The Army Generals understood their mistake, laughed away and allowed him back to take his pictures. Instead, he used the pictures for the private The Post.

Protest by Thomas Nsama

 Protest by Nsama Thomas

At one time he said ruling party supporters beat him up in full view of the police.  The supporters chanted party slogans, grabbed away his cameras and left him battered and bruised. When he reported the matter to the police, he was denied the opportunity to open a docket and at the hospital the nurses were afraid to treat him because he was from the private press and had been attacked by “ruling party people”.

Perhaps one of his most harrowing experiences was during the night when he attempted to take photographs of a private vehicle that had been set on fire by students from the University of Zambia Students Union (UNZA) in Lusaka. Nsama had rushed to the scene in a company car with a workmate. On arrival, they found the blazing vehicle by the roadside and before he could take any pictures, there were loud shouts and hurling of stones.

A group of students, wielding all sorts of weapons had taken cover a few meters from the burning vehicle waiting to pounce on anyone who would try to douse the burning vehicle. The colleague who was driving panicked and Nsama fell out of the vehicle as he positioned himself to shoot with the door open and his leg out of the slowly moving car.

He fell off the vehicle amid louder shouts of “kill him, stone him so he won’t publish the story tomorrow”. Somehow, he said, he managed to crawl and within the vicinity found refuge in a tunnel. The students kept closing in and found that he had hidden by going underground the tunnel.

“The tunnel was full of dirty water, stinking and had all sorts of rubbish packed in it. I never gave it a thought as I just pushed myself in”, he recalled with some bit of grief. “The students shouted even harder as they milled around chanting and throwing stones and other hard objects inside”, he said.

After discovering their target could not come out, they began burning tyres at the entrance to suffocate him. “I could hear them shout burn the tyres, he will die inside Today is his last day”.

“I was terrified to bits and I crawled further inside. After some time, I braved myself and turned around. I said to myself, let me go out and face them. I am already dead in side here”. On coming out, they manhandled him, but some of them just stood and looked.

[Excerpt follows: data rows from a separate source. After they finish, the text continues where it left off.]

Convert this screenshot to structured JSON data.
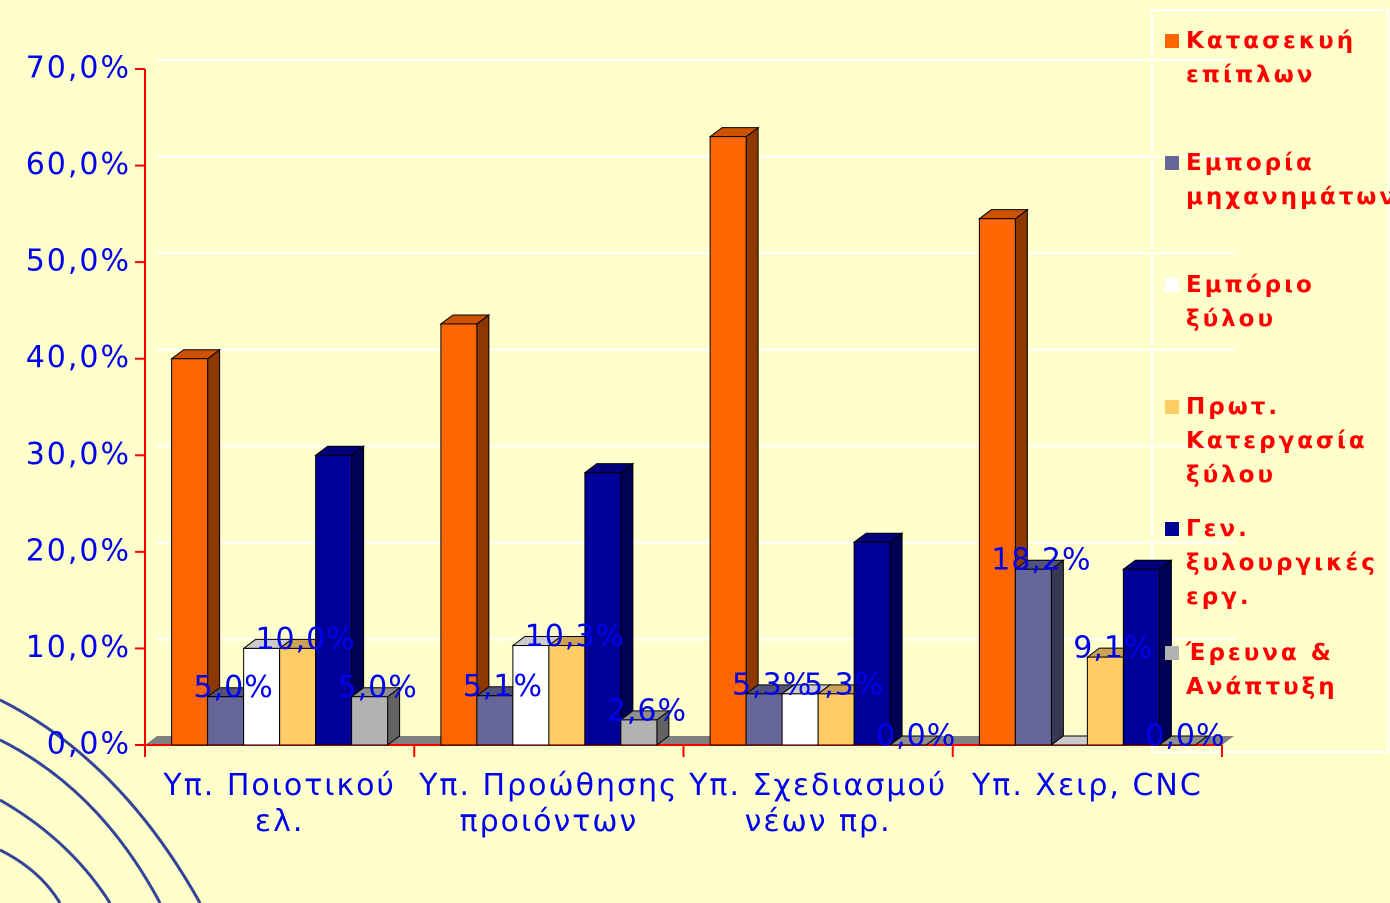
{
  "chart_data": {
    "type": "bar3d",
    "categories": [
      "Υπ. Ποιοτικού ελ.",
      "Υπ. Προώθησης προιόντων",
      "Υπ. Σχεδιασμού νέων πρ.",
      "Υπ. Χειρ, CNC"
    ],
    "series": [
      {
        "name": "Κατασεκυή επίπλων",
        "color": "#ff6600",
        "values": [
          40.0,
          43.6,
          63.0,
          54.5
        ]
      },
      {
        "name": "Εμπορία μηχανημάτων",
        "color": "#666699",
        "values": [
          5.0,
          5.1,
          5.3,
          18.2
        ],
        "value_labels": [
          "5,0%",
          "5,1%",
          "5,3%",
          "18,2%"
        ]
      },
      {
        "name": "Εμπόριο ξύλου",
        "color": "#ffffff",
        "values": [
          10.0,
          10.3,
          5.3,
          0.0
        ]
      },
      {
        "name": "Πρωτ. Κατεργασία ξύλου",
        "color": "#ffcc66",
        "values": [
          10.0,
          10.3,
          5.3,
          9.1
        ],
        "value_labels": [
          "10,0%",
          "10,3%",
          "5,3%",
          "9,1%"
        ]
      },
      {
        "name": "Γεν. ξυλουργικές εργ.",
        "color": "#000099",
        "values": [
          30.0,
          28.2,
          21.0,
          18.2
        ]
      },
      {
        "name": "Έρευνα & Ανάπτυξη",
        "color": "#b2b2b2",
        "values": [
          5.0,
          2.6,
          0.0,
          0.0
        ],
        "value_labels": [
          "5,0%",
          "2,6%",
          "0,0%",
          "0,0%"
        ]
      }
    ],
    "ylim": [
      0,
      70
    ],
    "yticks": [
      {
        "value": 0,
        "label": "0,0%"
      },
      {
        "value": 10,
        "label": "10,0%"
      },
      {
        "value": 20,
        "label": "20,0%"
      },
      {
        "value": 30,
        "label": "30,0%"
      },
      {
        "value": 40,
        "label": "40,0%"
      },
      {
        "value": 50,
        "label": "50,0%"
      },
      {
        "value": 60,
        "label": "60,0%"
      },
      {
        "value": 70,
        "label": "70,0%"
      }
    ],
    "grid": true,
    "legend": "right"
  }
}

They took away his camera and with some godly intervention they began to talk after which they set him free. All this has left Nsama as a battle hardened photographer at an early age. His series of photographs project him as a fighter for freedom and democracy.

“I am trying to fight for press freedom to prevail in Zambia through photography. I am trying to tell the government that the people have spoken and so let their will be heard. I also want to show the world how people are suffering in Africa at the hands of their governments”.

“As photographers we should be able to portray the suffering of our own people. We are the mirrors of society. We speak for the voiceless”, he said.

Demonstrations by Thomas Nsama

Another Demonstration

He urged other African journalist to work hard to show the outside world that the continent has some of the best photographers in both photojournalism and documentary fields. Nsama also wishes to see the day when photojournalists are well recognized by their own people. He also deplored the way photojournalists were sometimes treated by their colleagues in the newsrooms saying that photojournalists were not respected as an important part of the story telling process.

“In the newsrooms, editors and management tend to favour news writers. They don’t know that without the photographer the story would be dry and incomplete.” As a photojournalist, he said, his work was not to support the writer of the story but to “tell the story in full”.

His observation is that Africa would be far poorer had it not been for the hard and challenging work done by photojournalists over the years. “Its only through photography that some African governments have responded well to the suffering of their people”.